Justification for selection:

  • The mosaic of dwarf shrub heath that covers much of the plateau is the most characteristic habitat of the NCA. The heathland is designated as an SSSI.
  • The heath is of high biodiversity value, being home to some rare species such as the nightjar and skylark.
  • The heath is of high value for pollinating insects.
  • The heathland, especially the acidic flushes, works as a carbon store.
  • The area is attractive for walkers, horse riding and mountain bikers.
  • Streams form a valuable freshwater habitat and the Quantock streams tend to be of good water quality.

Broadleaved woodlands concentrated in combes and the valleys of the NCA.

Justification for selection:

  • Woodlands are designated as SAC and SSSI.
  • At the head of the combes, tongues of scrubby woodland merge with the heathland to create an edge habitat of considerable value.
  • The woodlands are an integral part of the Quantock landscape.
  • They increase biodiversity and provide cover for iconic species such as red deer and nesting sites for birds such as pied flycatchers.
  • Much of the western oak woodland is classified as ancient woodland.

A scattered settlement pattern of individual houses, tiny hamlets and small villages.
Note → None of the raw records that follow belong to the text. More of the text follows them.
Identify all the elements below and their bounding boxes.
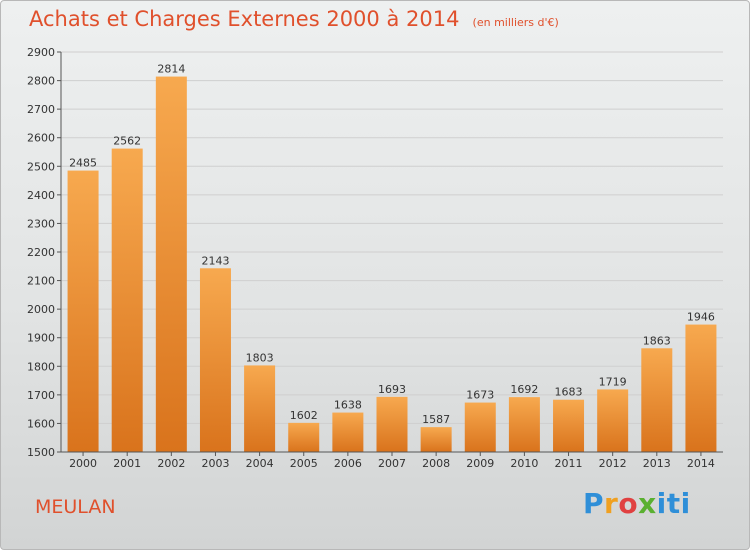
y-tick-label: 2700 [27,103,55,116]
y-tick-label: 2200 [27,246,55,259]
bar [199,268,231,452]
x-tick-label: 2010 [510,457,538,470]
axis-layer: 1500 1600 1700 1800 1900 2000 2100 2200 2300 2400… [27,46,723,459]
x-tick-label: 2005 [290,457,318,470]
y-tick-label: 2400 [27,189,55,202]
chart-subtitle: (en milliers d'€) [472,16,559,29]
data-label: 2485 [69,157,97,170]
y-tick-label: 2100 [27,275,55,288]
x-tick-label: 2000 [69,457,97,470]
x-tick-label: 2004 [246,457,274,470]
x-tick-label: 2012 [599,457,627,470]
y-tick-label: 1900 [27,332,55,345]
bar [155,76,187,453]
x-tick-label: 2006 [334,457,362,470]
bar [464,402,496,452]
y-tick-label: 1800 [27,360,55,373]
data-label: 1602 [290,409,318,422]
data-label: 1946 [687,311,715,324]
bar [420,427,452,452]
x-tick-label: 2008 [422,457,450,470]
y-tick-label: 2000 [27,303,55,316]
data-label: 1863 [643,334,671,347]
data-label: 1693 [378,383,406,396]
bar [553,399,585,452]
bar [67,170,99,453]
y-tick-label: 2600 [27,132,55,145]
bar [244,365,276,452]
chart-header: Achats et Charges Externes 2000 à 2014 (… [29,7,559,31]
y-tick-label: 2500 [27,160,55,173]
bar [332,412,364,452]
y-tick-label: 2900 [27,46,55,59]
bar [508,397,540,452]
bar [685,324,717,452]
bar [641,348,673,452]
data-label: 1673 [466,389,494,402]
x-tick-label: 2013 [643,457,671,470]
x-tick-label: 2011 [555,457,583,470]
bar [288,422,320,452]
x-tick-label: 2014 [687,457,715,470]
proxiti-logo[interactable]: Proxiti [583,487,691,520]
data-label: 2814 [157,63,185,76]
bar-layer [67,76,717,453]
data-label: 1692 [510,383,538,396]
commune-name: MEULAN [35,496,116,518]
data-label: 2562 [113,135,141,148]
data-label: 1719 [599,375,627,388]
y-tick-label: 1500 [27,446,55,459]
data-label: 1638 [334,399,362,412]
bar [376,396,408,452]
x-tick-label: 2001 [113,457,141,470]
bar [111,148,143,453]
data-label: 1803 [246,351,274,364]
x-tick-label: 2003 [201,457,229,470]
x-tick-label: 2009 [466,457,494,470]
label-layer: 2485 2000 2562 2001 2814 2002 2143 2003 1803 2004… [69,63,715,470]
y-tick-label: 2300 [27,217,55,230]
y-tick-label: 1700 [27,389,55,402]
chart-title: Achats et Charges Externes 2000 à 2014 [29,7,460,31]
data-label: 1587 [422,413,450,426]
x-tick-label: 2002 [157,457,185,470]
y-tick-label: 1600 [27,417,55,430]
data-label: 2143 [201,254,229,267]
y-tick-label: 2800 [27,75,55,88]
x-tick-label: 2007 [378,457,406,470]
bar [597,389,629,452]
data-label: 1683 [555,386,583,399]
The area shows a surprisingly diverse array of vernacular building styles which arises from the rich variety of local building materials.

Justification for selection:

  • Each of the Quantock villages has its own identity which helps to create the character of the area.
  • There are many listed buildings.
  • Interesting examples of a distinctive style of farm building, constructed with rough blocks of sandstone, smaller blocks of sandstone with cob or brick above and thatched or tiled roofs.
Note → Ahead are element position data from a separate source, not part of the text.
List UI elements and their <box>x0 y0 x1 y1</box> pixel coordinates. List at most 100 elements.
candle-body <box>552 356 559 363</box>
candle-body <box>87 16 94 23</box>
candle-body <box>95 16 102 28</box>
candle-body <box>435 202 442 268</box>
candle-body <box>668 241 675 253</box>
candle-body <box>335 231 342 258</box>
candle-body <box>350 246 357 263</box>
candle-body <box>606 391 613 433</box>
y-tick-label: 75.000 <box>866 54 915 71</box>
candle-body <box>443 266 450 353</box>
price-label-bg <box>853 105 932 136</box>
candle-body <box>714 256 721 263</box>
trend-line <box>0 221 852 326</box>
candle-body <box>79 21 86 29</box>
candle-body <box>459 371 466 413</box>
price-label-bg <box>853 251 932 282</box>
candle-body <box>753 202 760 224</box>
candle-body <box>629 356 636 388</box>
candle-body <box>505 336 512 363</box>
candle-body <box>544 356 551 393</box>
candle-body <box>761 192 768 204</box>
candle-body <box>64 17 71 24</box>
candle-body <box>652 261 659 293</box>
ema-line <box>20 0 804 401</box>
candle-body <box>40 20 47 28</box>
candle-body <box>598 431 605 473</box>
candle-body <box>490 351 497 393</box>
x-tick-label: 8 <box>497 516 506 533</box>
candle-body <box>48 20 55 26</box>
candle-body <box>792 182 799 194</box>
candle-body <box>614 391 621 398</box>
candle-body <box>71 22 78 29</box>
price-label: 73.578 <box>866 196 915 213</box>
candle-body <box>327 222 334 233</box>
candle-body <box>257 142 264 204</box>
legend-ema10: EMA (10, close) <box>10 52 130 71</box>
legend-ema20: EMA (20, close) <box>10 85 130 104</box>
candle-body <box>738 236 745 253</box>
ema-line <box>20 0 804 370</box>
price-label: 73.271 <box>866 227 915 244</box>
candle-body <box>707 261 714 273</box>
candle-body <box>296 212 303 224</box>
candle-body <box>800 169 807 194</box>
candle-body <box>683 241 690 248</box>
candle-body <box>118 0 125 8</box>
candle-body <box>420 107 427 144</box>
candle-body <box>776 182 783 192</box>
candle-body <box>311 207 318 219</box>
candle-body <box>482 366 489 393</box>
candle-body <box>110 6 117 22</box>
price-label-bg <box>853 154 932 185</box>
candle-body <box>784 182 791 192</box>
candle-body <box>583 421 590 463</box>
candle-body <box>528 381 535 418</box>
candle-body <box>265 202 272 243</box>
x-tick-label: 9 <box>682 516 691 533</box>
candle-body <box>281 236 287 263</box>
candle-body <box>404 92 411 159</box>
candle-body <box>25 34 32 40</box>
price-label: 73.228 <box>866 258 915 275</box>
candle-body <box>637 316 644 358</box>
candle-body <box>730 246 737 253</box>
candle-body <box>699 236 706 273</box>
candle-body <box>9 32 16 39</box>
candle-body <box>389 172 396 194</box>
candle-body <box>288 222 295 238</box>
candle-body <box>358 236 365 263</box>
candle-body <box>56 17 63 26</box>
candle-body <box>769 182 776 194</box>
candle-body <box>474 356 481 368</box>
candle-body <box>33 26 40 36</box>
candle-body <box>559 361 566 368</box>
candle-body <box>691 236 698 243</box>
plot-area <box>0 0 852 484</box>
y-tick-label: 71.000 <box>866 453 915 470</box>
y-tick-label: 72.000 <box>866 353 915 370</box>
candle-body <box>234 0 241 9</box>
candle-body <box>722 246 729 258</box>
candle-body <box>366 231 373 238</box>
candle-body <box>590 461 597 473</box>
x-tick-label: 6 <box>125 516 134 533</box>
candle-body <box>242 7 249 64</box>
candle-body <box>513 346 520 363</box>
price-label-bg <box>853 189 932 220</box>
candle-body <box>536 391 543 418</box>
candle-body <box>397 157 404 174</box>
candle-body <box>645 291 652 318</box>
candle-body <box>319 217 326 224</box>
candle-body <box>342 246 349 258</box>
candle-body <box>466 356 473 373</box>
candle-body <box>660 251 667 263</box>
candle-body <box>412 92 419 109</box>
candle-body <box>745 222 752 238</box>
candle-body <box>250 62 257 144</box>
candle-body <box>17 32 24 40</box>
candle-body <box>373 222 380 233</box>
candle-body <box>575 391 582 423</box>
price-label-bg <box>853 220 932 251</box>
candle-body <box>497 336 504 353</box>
The many historic features of the landscape, including bronze-age barrows, Saxon field patterns, medieval manors and parkland.

Justification for selection:

  • There are 49 Scheduled Ancient Monuments within the NCA.
  • The ancient field patterns, barrows, standing stones and other monuments help to provoke a sense of place.
  • There are veteran trees in the parks these are often a significant ecological resource.

Landscape opportunities

  • Protect and manage the historic hedgerows and hedgerow trees, replanting where necessary, for example where old beech trees have fallen or hedgerows have developed gaps.
  • Protect and manage the valuable semi-natural habitats to maintain and increase biodiversity by use of appropriate management techniques, for example grazing the heathland.
  • Protect historic features across the NCA, including earthwork remains, standing stones, medieval field systems and manor houses for their strong contribution to the sense of place and sense of history and so that the nationally important record of the past remains.
  • Protect the current historic settlement pattern by encouraging any new building to be within current settlements and to match the local vernacular.
  • Manage parklands to retain ancient and veteran trees whenever possible.
  • Conserve and manage the plateau landscapes for their local distinctiveness and high levels of tranquillity with exposed high open moorland and more intimate wooded valleys, ancient pasture fields, mixed agriculture and historic settlements.
  • Protect from damage and appropriately manage the area’s rich cultural heritage, most notably bronze- and iron-age remains, hill-top enclosures and earthworks and estates and planned landscapes.
  • Manage sustainably the herds of red deer so that they do not damage biodiversity but remain an integral part of the Quantocks landscape.
  • Protect and manage ancient and semi natural woodland, restoring paws and creating targeted new woodland where appropriate.
  • The regeneration of overgrown beech hedgebanks represents a challenge in how to retain these distinctive Quantock features by means of a sensitive long term management plan.
  • Manage and extend the biodiverse wet heathland and acid flushes which help to control the water quality and flow of water to the lower land of the Vale of Taunton and Quantock Fringes NCA.